Tamanho do pedido abaixo das expectativas
As ações da fabricante de aviões norte-americana caíram quase 4 por cento na quinta-feira, depois que Trump disse ao canal Fox News que a China concordou em comprar 200 jatos, bem abaixo das expectativas dos analistas. Elas caíram cerca de 2,6 por cento na sexta-feira, enquanto as ações da GE Aerospace caíram 2 por cento.
Fontes da indústria disseram que a Boeing estava originalmente em negociações para pelo menos 500 jatos de fuselagem estreita vinculados à cúpula de Pequim, com dezenas de jatos de fuselagem larga e potencialmente até 200 em uma data posterior.
Trump disse que Xi fará uma nova visita a Washington em setembro, o que implica que o país poderá se tornar o ponto focal da próxima parcela de potenciais encomendas de aviões.
No entanto, as preocupações com o suporte pós-venda pesaram nas decisões de compra, disse Li Hanming, especialista independente na indústria de aviação da China.
“A razão pela qual a China não está comprando é muito simples: ninguém quer comprar algo sem garantia de manutenção e suporte pós-venda. Em maio passado, os EUA ainda ameaçavam restrições à exportação de peças.
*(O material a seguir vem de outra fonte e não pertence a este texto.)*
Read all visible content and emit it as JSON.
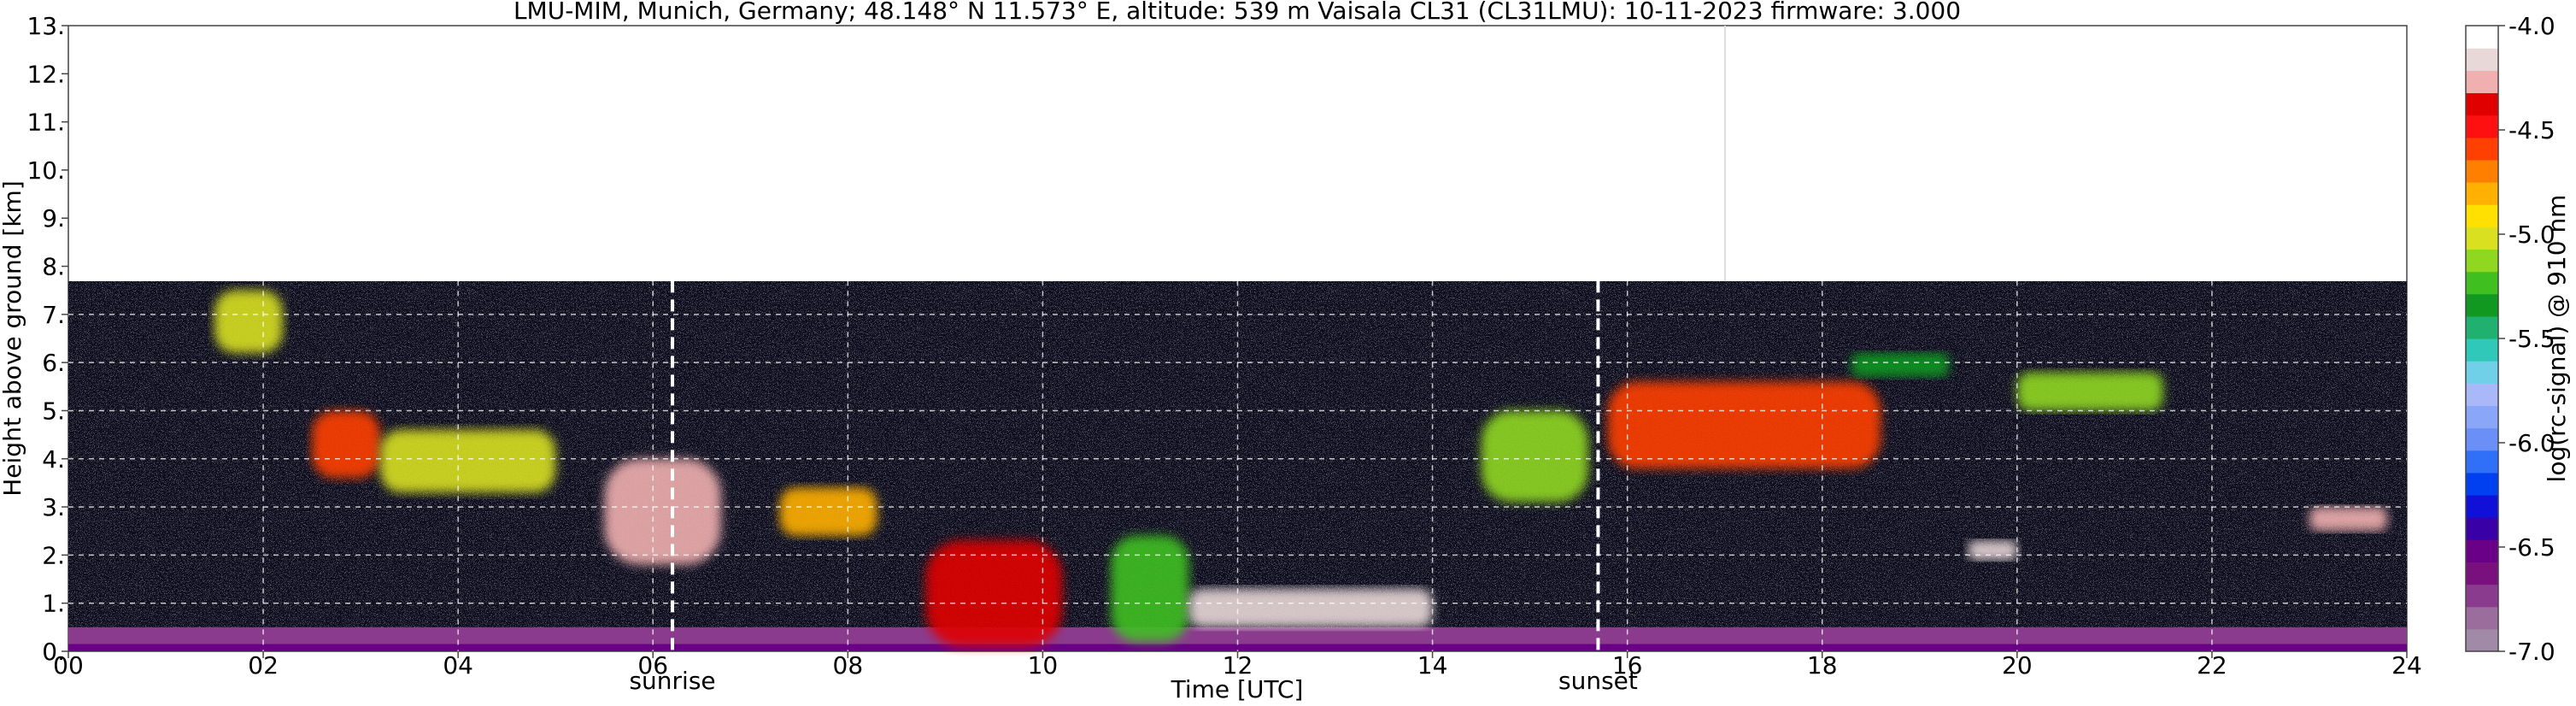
{
  "chart_data": {
    "type": "heatmap",
    "title": "LMU-MIM, Munich, Germany; 48.148° N 11.573° E, altitude: 539 m    Vaisala CL31 (CL31LMU): 10-11-2023    firmware: 3.000",
    "xlabel": "Time [UTC]",
    "ylabel": "Height above ground [km]",
    "xlim": [
      0,
      24
    ],
    "ylim": [
      0,
      13
    ],
    "x_ticks": [
      "00",
      "02",
      "04",
      "06",
      "08",
      "10",
      "12",
      "14",
      "16",
      "18",
      "20",
      "22",
      "24"
    ],
    "y_ticks": [
      "0.",
      "1.",
      "2.",
      "3.",
      "4.",
      "5.",
      "6.",
      "7.",
      "8.",
      "9.",
      "10.",
      "11.",
      "12.",
      "13."
    ],
    "grid": true,
    "colorbar": {
      "label": "log(rc-signal) @ 910 nm",
      "range": [
        -7.0,
        -4.0
      ],
      "ticks": [
        "-7.0",
        "-6.5",
        "-6.0",
        "-5.5",
        "-5.0",
        "-4.5",
        "-4.0"
      ],
      "colors": [
        "#a08aa8",
        "#9a6d9c",
        "#8a3b8e",
        "#7a107e",
        "#6a0088",
        "#3a00a8",
        "#1010d8",
        "#0040f0",
        "#3070f8",
        "#6a90f8",
        "#8aa6f8",
        "#a8b8f8",
        "#70d0e8",
        "#30c8b8",
        "#20b070",
        "#109820",
        "#40c020",
        "#90d820",
        "#d8e020",
        "#ffe000",
        "#ffb000",
        "#ff8000",
        "#ff4000",
        "#ff1010",
        "#e00000",
        "#f0b0b0",
        "#e8d8d8",
        "#ffffff"
      ]
    },
    "annotations": [
      {
        "text": "sunrise",
        "x": 6.2
      },
      {
        "text": "sunset",
        "x": 15.7
      }
    ],
    "series": [
      {
        "values": [
          {
            "x0": 0.0,
            "x1": 24.0,
            "y0": 0.0,
            "y1": 0.15,
            "level": -6.5
          },
          {
            "x0": 0.0,
            "x1": 24.0,
            "y0": 0.15,
            "y1": 0.5,
            "level": -6.7
          },
          {
            "x0": 1.5,
            "x1": 2.2,
            "y0": 6.2,
            "y1": 7.5,
            "level": -5.0
          },
          {
            "x0": 2.5,
            "x1": 3.2,
            "y0": 3.6,
            "y1": 5.0,
            "level": -4.6
          },
          {
            "x0": 3.2,
            "x1": 5.0,
            "y0": 3.3,
            "y1": 4.6,
            "level": -5.0
          },
          {
            "x0": 5.5,
            "x1": 6.7,
            "y0": 1.8,
            "y1": 4.0,
            "level": -4.3
          },
          {
            "x0": 7.3,
            "x1": 8.3,
            "y0": 2.4,
            "y1": 3.4,
            "level": -4.8
          },
          {
            "x0": 8.8,
            "x1": 10.2,
            "y0": 0.1,
            "y1": 2.3,
            "level": -4.4
          },
          {
            "x0": 10.7,
            "x1": 11.5,
            "y0": 0.2,
            "y1": 2.4,
            "level": -5.2
          },
          {
            "x0": 11.5,
            "x1": 14.0,
            "y0": 0.5,
            "y1": 1.3,
            "level": -4.2
          },
          {
            "x0": 14.5,
            "x1": 15.6,
            "y0": 3.1,
            "y1": 5.0,
            "level": -5.1
          },
          {
            "x0": 15.8,
            "x1": 18.6,
            "y0": 3.8,
            "y1": 5.6,
            "level": -4.6
          },
          {
            "x0": 18.3,
            "x1": 19.3,
            "y0": 5.7,
            "y1": 6.2,
            "level": -5.3
          },
          {
            "x0": 20.0,
            "x1": 21.5,
            "y0": 5.0,
            "y1": 5.8,
            "level": -5.1
          },
          {
            "x0": 19.5,
            "x1": 20.0,
            "y0": 1.9,
            "y1": 2.3,
            "level": -4.2
          },
          {
            "x0": 23.0,
            "x1": 23.8,
            "y0": 2.5,
            "y1": 3.0,
            "level": -4.3
          }
        ]
      }
    ]
  }
}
Se eles impusessem embargos de peças como esse, quem ainda se atreveria a comprar Boeing?”
Wendy Cutler, vice-presidente sênior do Asia Society Policy Institute e ex-representante interina de comércio dos EUA, disse à Al Jazeera em comentários por e-mail que: “O que esperávamos e não vimos até agora é não apenas a confirmação chinesa das compras de jatos, mas também outras mega-compras chinesas, particularmente nos setores agrícola e de energia”.
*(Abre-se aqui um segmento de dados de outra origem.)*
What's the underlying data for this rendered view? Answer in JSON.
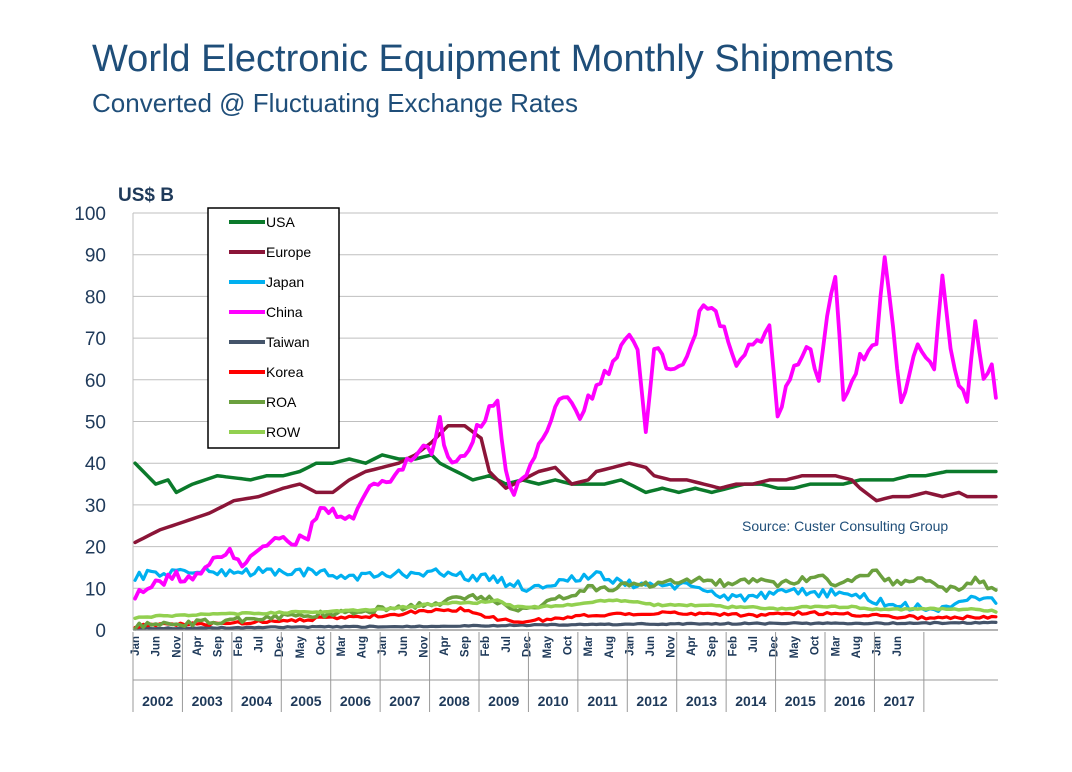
{
  "chart_data": {
    "type": "line",
    "title": "World Electronic Equipment  Monthly Shipments",
    "subtitle": "Converted @ Fluctuating Exchange Rates",
    "ylabel": "US$ B",
    "ylim": [
      0,
      100
    ],
    "yticks": [
      "0",
      "10",
      "20",
      "30",
      "40",
      "50",
      "60",
      "70",
      "80",
      "90",
      "100"
    ],
    "source": "Source: Custer Consulting Group",
    "x_start": "Jan 2002",
    "x_end": "Jun 2017",
    "month_tick_labels": [
      "Jan",
      "Jun",
      "Nov",
      "Apr",
      "Sep",
      "Feb",
      "Jul",
      "Dec",
      "May",
      "Oct",
      "Mar",
      "Aug",
      "Jan",
      "Jun",
      "Nov",
      "Apr",
      "Sep",
      "Feb",
      "Jul",
      "Dec",
      "May",
      "Oct",
      "Mar",
      "Aug",
      "Jan",
      "Jun",
      "Nov",
      "Apr",
      "Sep",
      "Feb",
      "Jul",
      "Dec",
      "May",
      "Oct",
      "Mar",
      "Aug",
      "Jan",
      "Jun"
    ],
    "years": [
      "2002",
      "2003",
      "2004",
      "2005",
      "2006",
      "2007",
      "2008",
      "2009",
      "2010",
      "2011",
      "2012",
      "2013",
      "2014",
      "2015",
      "2016",
      "2017"
    ],
    "series": [
      {
        "name": "USA",
        "color": "#0b7a2b",
        "width": 3.5,
        "keypoints": [
          [
            0,
            40
          ],
          [
            2,
            38
          ],
          [
            5,
            35
          ],
          [
            8,
            36
          ],
          [
            10,
            33
          ],
          [
            14,
            35
          ],
          [
            20,
            37
          ],
          [
            28,
            36
          ],
          [
            32,
            37
          ],
          [
            36,
            37
          ],
          [
            40,
            38
          ],
          [
            44,
            40
          ],
          [
            48,
            40
          ],
          [
            52,
            41
          ],
          [
            56,
            40
          ],
          [
            60,
            42
          ],
          [
            64,
            41
          ],
          [
            68,
            41
          ],
          [
            72,
            42
          ],
          [
            74,
            40
          ],
          [
            78,
            38
          ],
          [
            82,
            36
          ],
          [
            86,
            37
          ],
          [
            90,
            35
          ],
          [
            94,
            36
          ],
          [
            98,
            35
          ],
          [
            102,
            36
          ],
          [
            106,
            35
          ],
          [
            110,
            35
          ],
          [
            114,
            35
          ],
          [
            118,
            36
          ],
          [
            122,
            34
          ],
          [
            124,
            33
          ],
          [
            128,
            34
          ],
          [
            132,
            33
          ],
          [
            136,
            34
          ],
          [
            140,
            33
          ],
          [
            144,
            34
          ],
          [
            148,
            35
          ],
          [
            152,
            35
          ],
          [
            156,
            34
          ],
          [
            160,
            34
          ],
          [
            164,
            35
          ],
          [
            168,
            35
          ],
          [
            172,
            35
          ],
          [
            176,
            36
          ],
          [
            180,
            36
          ],
          [
            184,
            36
          ],
          [
            188,
            37
          ],
          [
            190,
            37
          ],
          [
            192,
            37
          ],
          [
            197,
            38
          ]
        ]
      },
      {
        "name": "Europe",
        "color": "#8b1538",
        "width": 3.5,
        "keypoints": [
          [
            0,
            21
          ],
          [
            6,
            24
          ],
          [
            12,
            26
          ],
          [
            18,
            28
          ],
          [
            24,
            31
          ],
          [
            30,
            32
          ],
          [
            36,
            34
          ],
          [
            40,
            35
          ],
          [
            44,
            33
          ],
          [
            48,
            33
          ],
          [
            52,
            36
          ],
          [
            56,
            38
          ],
          [
            60,
            39
          ],
          [
            64,
            40
          ],
          [
            68,
            42
          ],
          [
            72,
            45
          ],
          [
            76,
            49
          ],
          [
            80,
            49
          ],
          [
            84,
            46
          ],
          [
            86,
            38
          ],
          [
            90,
            34
          ],
          [
            94,
            36
          ],
          [
            98,
            38
          ],
          [
            102,
            39
          ],
          [
            106,
            35
          ],
          [
            110,
            36
          ],
          [
            112,
            38
          ],
          [
            116,
            39
          ],
          [
            120,
            40
          ],
          [
            124,
            39
          ],
          [
            126,
            37
          ],
          [
            130,
            36
          ],
          [
            134,
            36
          ],
          [
            138,
            35
          ],
          [
            142,
            34
          ],
          [
            146,
            35
          ],
          [
            150,
            35
          ],
          [
            154,
            36
          ],
          [
            158,
            36
          ],
          [
            162,
            37
          ],
          [
            166,
            37
          ],
          [
            170,
            37
          ],
          [
            174,
            36
          ],
          [
            176,
            34
          ],
          [
            180,
            31
          ],
          [
            184,
            32
          ],
          [
            188,
            32
          ],
          [
            192,
            33
          ],
          [
            196,
            32
          ],
          [
            200,
            33
          ],
          [
            202,
            32
          ],
          [
            209,
            32
          ]
        ]
      },
      {
        "name": "Japan",
        "color": "#00b0f0",
        "width": 3.2,
        "keypoints": [
          [
            0,
            13
          ],
          [
            10,
            14
          ],
          [
            20,
            14
          ],
          [
            30,
            14
          ],
          [
            40,
            14
          ],
          [
            50,
            13
          ],
          [
            60,
            13
          ],
          [
            70,
            14
          ],
          [
            80,
            13
          ],
          [
            88,
            12
          ],
          [
            96,
            10
          ],
          [
            104,
            12
          ],
          [
            112,
            13
          ],
          [
            120,
            11
          ],
          [
            128,
            11
          ],
          [
            136,
            10
          ],
          [
            144,
            8
          ],
          [
            152,
            8
          ],
          [
            160,
            9
          ],
          [
            168,
            9
          ],
          [
            176,
            8
          ],
          [
            184,
            6
          ],
          [
            192,
            5
          ],
          [
            200,
            6
          ],
          [
            205,
            8
          ],
          [
            209,
            7
          ]
        ],
        "noise": 2.2
      },
      {
        "name": "China",
        "color": "#ff00ff",
        "width": 3.8,
        "keypoints": [
          [
            0,
            9
          ],
          [
            6,
            11
          ],
          [
            10,
            13
          ],
          [
            14,
            12
          ],
          [
            18,
            15
          ],
          [
            22,
            19
          ],
          [
            26,
            16
          ],
          [
            30,
            20
          ],
          [
            34,
            22
          ],
          [
            38,
            21
          ],
          [
            42,
            23
          ],
          [
            46,
            30
          ],
          [
            50,
            26
          ],
          [
            54,
            28
          ],
          [
            58,
            35
          ],
          [
            62,
            36
          ],
          [
            66,
            40
          ],
          [
            70,
            44
          ],
          [
            72,
            42
          ],
          [
            74,
            50
          ],
          [
            76,
            40
          ],
          [
            80,
            42
          ],
          [
            84,
            50
          ],
          [
            88,
            56
          ],
          [
            90,
            38
          ],
          [
            92,
            33
          ],
          [
            96,
            40
          ],
          [
            100,
            48
          ],
          [
            104,
            56
          ],
          [
            108,
            52
          ],
          [
            112,
            58
          ],
          [
            116,
            64
          ],
          [
            120,
            70
          ],
          [
            122,
            67
          ],
          [
            124,
            46
          ],
          [
            126,
            68
          ],
          [
            130,
            62
          ],
          [
            134,
            66
          ],
          [
            138,
            78
          ],
          [
            142,
            74
          ],
          [
            146,
            64
          ],
          [
            150,
            68
          ],
          [
            154,
            72
          ],
          [
            156,
            52
          ],
          [
            160,
            62
          ],
          [
            164,
            68
          ],
          [
            166,
            60
          ],
          [
            168,
            74
          ],
          [
            170,
            86
          ],
          [
            172,
            55
          ],
          [
            176,
            65
          ],
          [
            180,
            70
          ],
          [
            182,
            89
          ],
          [
            186,
            55
          ],
          [
            190,
            68
          ],
          [
            194,
            62
          ],
          [
            196,
            84
          ],
          [
            198,
            66
          ],
          [
            200,
            58
          ],
          [
            202,
            55
          ],
          [
            204,
            75
          ],
          [
            206,
            60
          ],
          [
            208,
            63
          ],
          [
            209,
            56
          ]
        ],
        "noise": 3.0
      },
      {
        "name": "Taiwan",
        "color": "#44546a",
        "width": 3.2,
        "keypoints": [
          [
            0,
            0.4
          ],
          [
            20,
            0.5
          ],
          [
            40,
            0.7
          ],
          [
            60,
            0.8
          ],
          [
            80,
            1.0
          ],
          [
            100,
            1.2
          ],
          [
            120,
            1.4
          ],
          [
            140,
            1.5
          ],
          [
            160,
            1.6
          ],
          [
            180,
            1.6
          ],
          [
            200,
            1.7
          ],
          [
            209,
            1.8
          ]
        ],
        "noise": 0.3
      },
      {
        "name": "Korea",
        "color": "#ff0000",
        "width": 3.2,
        "keypoints": [
          [
            0,
            1
          ],
          [
            10,
            1.3
          ],
          [
            20,
            1.5
          ],
          [
            30,
            2
          ],
          [
            40,
            2.5
          ],
          [
            50,
            3
          ],
          [
            60,
            3.5
          ],
          [
            70,
            4.5
          ],
          [
            80,
            5
          ],
          [
            86,
            3
          ],
          [
            92,
            2
          ],
          [
            100,
            2.5
          ],
          [
            110,
            3.5
          ],
          [
            120,
            4
          ],
          [
            130,
            4
          ],
          [
            140,
            4
          ],
          [
            150,
            3.5
          ],
          [
            160,
            4
          ],
          [
            170,
            4
          ],
          [
            180,
            3.5
          ],
          [
            190,
            3
          ],
          [
            200,
            3
          ],
          [
            209,
            3
          ]
        ],
        "noise": 0.8
      },
      {
        "name": "ROA",
        "color": "#6ba03e",
        "width": 3.5,
        "keypoints": [
          [
            0,
            1
          ],
          [
            10,
            1.5
          ],
          [
            20,
            2
          ],
          [
            30,
            3
          ],
          [
            40,
            3.5
          ],
          [
            50,
            4
          ],
          [
            60,
            5
          ],
          [
            70,
            6
          ],
          [
            76,
            7
          ],
          [
            82,
            8
          ],
          [
            88,
            7
          ],
          [
            92,
            5
          ],
          [
            98,
            6
          ],
          [
            104,
            8
          ],
          [
            110,
            10
          ],
          [
            116,
            10
          ],
          [
            120,
            11
          ],
          [
            126,
            11
          ],
          [
            132,
            12
          ],
          [
            138,
            12
          ],
          [
            144,
            11
          ],
          [
            150,
            12
          ],
          [
            156,
            11
          ],
          [
            162,
            12
          ],
          [
            166,
            13
          ],
          [
            170,
            11
          ],
          [
            176,
            13
          ],
          [
            180,
            14
          ],
          [
            184,
            11
          ],
          [
            188,
            12
          ],
          [
            192,
            12
          ],
          [
            196,
            10
          ],
          [
            200,
            10
          ],
          [
            204,
            12
          ],
          [
            206,
            11
          ],
          [
            209,
            9
          ]
        ],
        "noise": 1.5
      },
      {
        "name": "ROW",
        "color": "#92d050",
        "width": 3.5,
        "keypoints": [
          [
            0,
            3
          ],
          [
            10,
            3.5
          ],
          [
            20,
            3.8
          ],
          [
            30,
            4
          ],
          [
            40,
            4.3
          ],
          [
            50,
            4.5
          ],
          [
            60,
            5
          ],
          [
            66,
            5.5
          ],
          [
            70,
            6
          ],
          [
            76,
            6.5
          ],
          [
            82,
            6.5
          ],
          [
            88,
            7
          ],
          [
            92,
            5.5
          ],
          [
            98,
            5.5
          ],
          [
            104,
            6
          ],
          [
            110,
            6.5
          ],
          [
            114,
            7
          ],
          [
            120,
            7
          ],
          [
            126,
            6
          ],
          [
            132,
            6
          ],
          [
            138,
            6
          ],
          [
            144,
            5.5
          ],
          [
            150,
            5.5
          ],
          [
            156,
            5
          ],
          [
            162,
            5.5
          ],
          [
            168,
            5.5
          ],
          [
            174,
            5.5
          ],
          [
            180,
            5
          ],
          [
            186,
            5
          ],
          [
            192,
            5
          ],
          [
            198,
            5
          ],
          [
            204,
            5
          ],
          [
            209,
            4.5
          ]
        ],
        "noise": 0.4
      }
    ]
  }
}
Ambos os lados também não concordaram em prorrogar o veneno comercial, que expira em cinco meses, ressaltou ela.
“Todas estas questões parecem ainda estar em andamento, por isso poderemos ver mais anúncios nos próximos dias. Se não houver mais anúncios de resultados económicos, é justo concluir que esta reunião de cimeira foi pesada na atmosfera, mas leve na substância”, disse Cutler.